Hydrogen can support electrification and the integration of renewables, but this requires hydrogen transport networks, electricity grids, storage and industrial demand to develop in a coordinated way. When these systems move at different speeds, bottlenecks emerge.
Speakers noted that many barriers are increasingly systemic rather than technological. Electrolysers and industrial applications exist, but scaling them requires coordinated development of production, transport, storage, electricity grids, industrial offtake, permitting and skills. Permitting delays, grid connection constraints and skills shortages can further complicate the move from pilot-scale projects to industrial-scale applications.
Hydrogen valleys can help connect these elements by bringing together industrial users, producers, infrastructure providers, regional actors and research organisations.

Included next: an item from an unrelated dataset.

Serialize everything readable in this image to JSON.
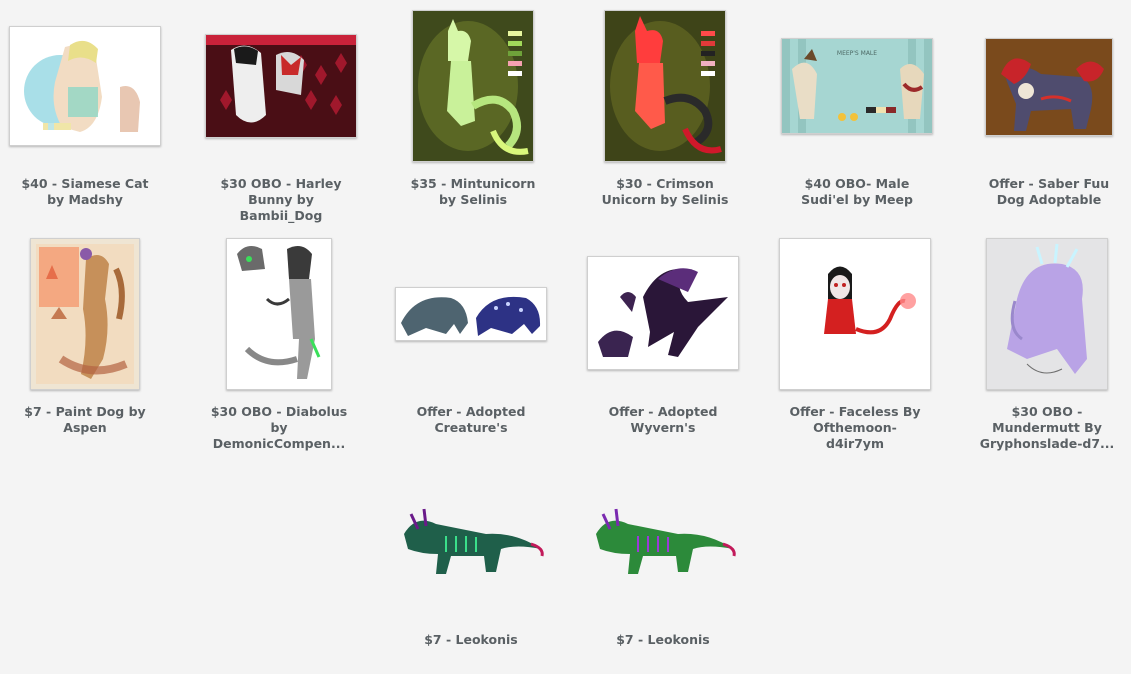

This connects closely to BalticSeaH2’s role as a cross-border hydrogen valley and to CETPartnership TRI6’s focus on integrated industrial energy systems.
Key insights
- Clean hydrogen already has a concrete role in the chemical industry as a feedstock for several value chains.
- Regulation is shaping the market, but industrial demand signals are still less developed than in transport and fuels.
- The cost gap remains a central barrier, especially in chemical value chains exposed to international competition.
- Product-level demand mechanisms, certification, labelling and standards are needed to make lower-emission chemical products visible and commercially viable.
- Scaling clean hydrogen in the chemical industry depends on infrastructure, electricity prices, predictable regulation and coordinated value chain development.